CO2 standards should support deployment of renewable energy in transport independently of the technology used

  • The Life Cycle Assessment is the only means to ensure that CO2 emissions in the transport sector are accurately and comprehensively quantified.

  • Compliance assessments for vehicle manufacturers should consider the contribution of biomethane to emissions reduction.

  • Legislation should introduce a binding obligation to increase the share of sustainably produced biofuels and renewable gases in transport.

 

Brussels 3 June 2021The European biomethane industry has launched today in the framework of the EU Green Week 2021 the paper ‘Smart CO2 standards for negative emissions mobility’, which includes three key recommendations to ensure the deployment of biomethane in transport and consequently achieve a fast, cost effective shift to carbon neutral mobility in Europe by 2050. 

Emissions from transport will need to be reduced by 90% relative to 1990. According to the current trends, the transport sector will fail to contribute to the reduction in emissions required to meet EU targets. To ensure the full decarbonisation of the transport sector, Europe needs to couple electrification with the deployment of all alternative fuels and technologies.

The biomethane industry welcomes the gradual replacement of fossil fuels in the transport sector, but the replacement of these fuels should not penalise the technology they use. Internal combustion engines (ICE) are compatible with renewable fuels, including biomethane. Just as renewable electricity is compatible with the same batteries that are now mostly powered by electricity from fossil origin.

The current standards have adopted an approach to measure the emissions performance of the vehicles that considers only the CO2 emissions produced by the use of the vehicles (Tank-to-Wheel), instead of considering the emissions produced across its whole lifecycle. This penalises the deployment of ICE. However, this technology is already more performant when used with fossil gas than diesel or gasoline alternatives, and high performing when used with biomethane (bio-CNG or bio-LNG[1]).

The environmental performance of biomethane over its complete lifecycle is excellent and has been scientifically proved in different studies, as demonstrated in this paper. Biomethane vehicles can reach even negative emission levels depending on the feedstock and technology used, but this is not recognised by the current regulation.

 

The updating of the CO2 emission performance standards together with other legal frameworks (e.g. RED III or DAFI) must set out a harmonised approach that enables genuinely carbon neutral and cost-effective solutions to reduce CO2 emissions in transport. Eventually, this should lead to the adoption of a Life Cycle Assessment (LCA) approach in EU vehicle legislation.

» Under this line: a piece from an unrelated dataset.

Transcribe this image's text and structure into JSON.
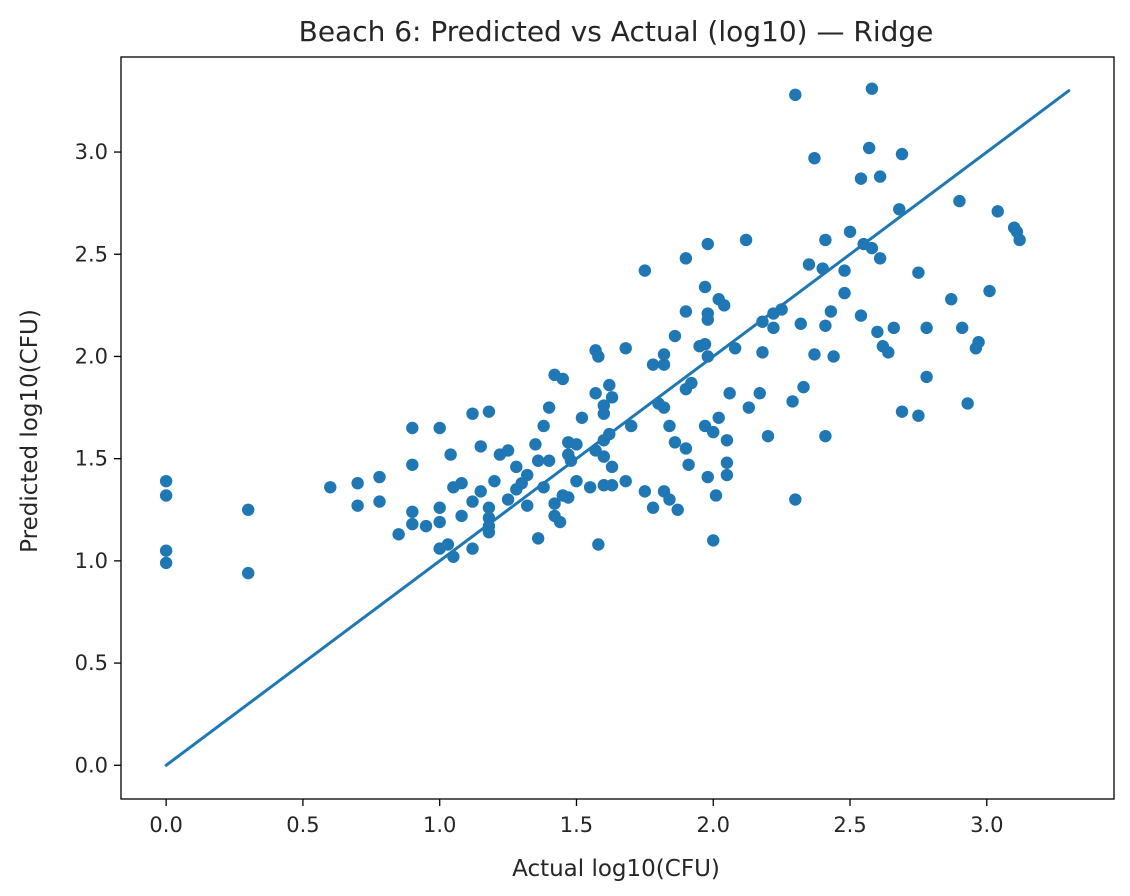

Manufacturing and recycling can represent anything from one fourth to one half of the total vehicle emissions, but are entirely omitted from the current standards. Life Cycle Assessment is the only means to ensure that CO2 emissions in the transport sector are accurately and comprehensively quantified. Considering only tailpipe emissions leaves 93% (54 tonnes/58 tonnes) of transport sector carbon emissions out of the calculation[2].

The CO2 emission standards should also include a new mechanism ensuring that compliance assessments for vehicle manufacturers consider the contribution of biomethane to emissions reduction. This mechanism could take the form of a crediting system or a carbon correction factor (CCF) as a function of the renewable fuel used. If a new mechanism cannot be implemented by 2025 at the latest, then the most efficient gas vehicles should be acknowledged as low emission vehicles within the current system.

The decarbonisation of transport could also be encouraged with a binding obligation for the EU to steadily increase the share of sustainably produced biofuels and renewable gases in transport, reaching 50% in ICE and hybrid vehicles by 2030 and 100% by 2050. 

 

The sustainable production of biomethane for the coming years is large. There is a consensus that by 2030, the biogas and biomethane sectors combined can almost double their production and by 2050, production can more than quadruple. This is equivalent to 100 million passenger vehicles or 2.5 to 5 million heavy duty vehicles (HDV), depending on the type of HDV considered.

The benefits of the use of biomethane for clean mobility go far beyond the transport sector. Biomethane is at the heart of an efficient circular economy: it is the best way to recycle organic waste, produce valuable renewable gas and biofertilisers, promote sustainable and efficient farming practices and create jobs in rural areas. The potential of biogas and biomethane was also pointed out in the recent Farm-to-Fork and Methane strategies of the European Commission.

 

 

[1] Compressed biomethane or liquified biomethane.